Criminoso preso, patrimônio vendido e dinheiro voltando para a segurança. A Comissão de Segurança Pública e Combate ao Crime Organizado da Câmara dos Deputados aprovou, na terça-feira (12), em Brasília, o Projeto de Lei nº 6670/2025, de autoria do deputado federal Amom Mandel (Republicanos-AM), que altera a Lei de Lavagem de Dinheiro para acelerar a alienação de bens apreendidos de organizações criminosas e destinar os recursos obtidos ao fortalecimento da segurança pública.
Na prática, a proposta busca impedir que veículos, imóveis, embarcações, aeronaves e outros bens de alto valor apreendidos em operações contra o crime fiquem anos parados, se deteriorando, perdendo valor ou gerando custo de manutenção para o Estado. A lógica é simples: patrimônio usado ou adquirido pelo crime não pode virar sucata em pátio público enquanto a população cobra mais estrutura para enfrentar a violência.

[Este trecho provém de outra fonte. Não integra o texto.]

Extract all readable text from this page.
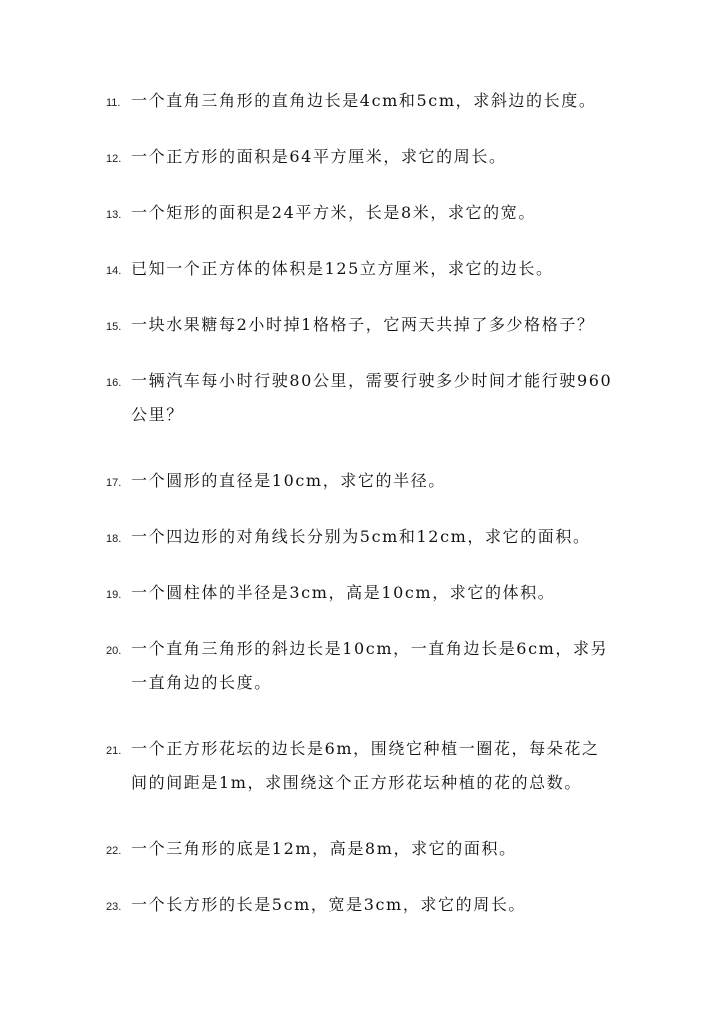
11. 一个直角三角形的直角边长是4cm和5cm，求斜边的长度。
12. 一个正方形的面积是64平方厘米，求它的周长。
13. 一个矩形的面积是24平方米，长是8米，求它的宽。
14. 已知一个正方体的体积是125立方厘米，求它的边长。
15. 一块水果糖每2小时掉1格格子，它两天共掉了多少格格子？
16. 一辆汽车每小时行驶80公里，需要行驶多少时间才能行驶960
公里？
17. 一个圆形的直径是10cm，求它的半径。
18. 一个四边形的对角线长分别为5cm和12cm，求它的面积。
19. 一个圆柱体的半径是3cm，高是10cm，求它的体积。
20. 一个直角三角形的斜边长是10cm，一直角边长是6cm，求另
一直角边的长度。
21. 一个正方形花坛的边长是6m，围绕它种植一圈花，每朵花之
间的间距是1m，求围绕这个正方形花坛种植的花的总数。
22. 一个三角形的底是12m，高是8m，求它的面积。
23. 一个长方形的长是5cm，宽是3cm，求它的周长。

O texto aprovado teve parecer favorável do relator, deputado Capitão Alberto Neto (PL-AM), com substitutivo. A nova versão mantém o objetivo central da proposta, que é atingir financeiramente as organizações criminosas e aumenta o escopo para tornar o processo mais operacional. Entre os principais ajustes, o substitutivo amplia o alcance da medida para incluir leilões após a sentença, cria prazos obrigatórios curtos, de 15 e 20 dias, padroniza procedimentos na Lei de Lavagem de Dinheiro e no Código de Processo Penal, além de direcionar os valores arrecadados para fundos estaduais de segurança pública.
Segundo a justificativa original do projeto, a demora na destinação dos bens apreendidos representa uma perda dupla para a sociedade: o Estado gasta para guardar e conservar esses ativos, enquanto deixa de transformar esse patrimônio em investimento concreto em tecnologia, equipamentos, treinamento e ações de combate à criminalidade. O texto também defende que a venda por meio de leilões públicos amplia a transparência e dá resposta mais rápida à sociedade.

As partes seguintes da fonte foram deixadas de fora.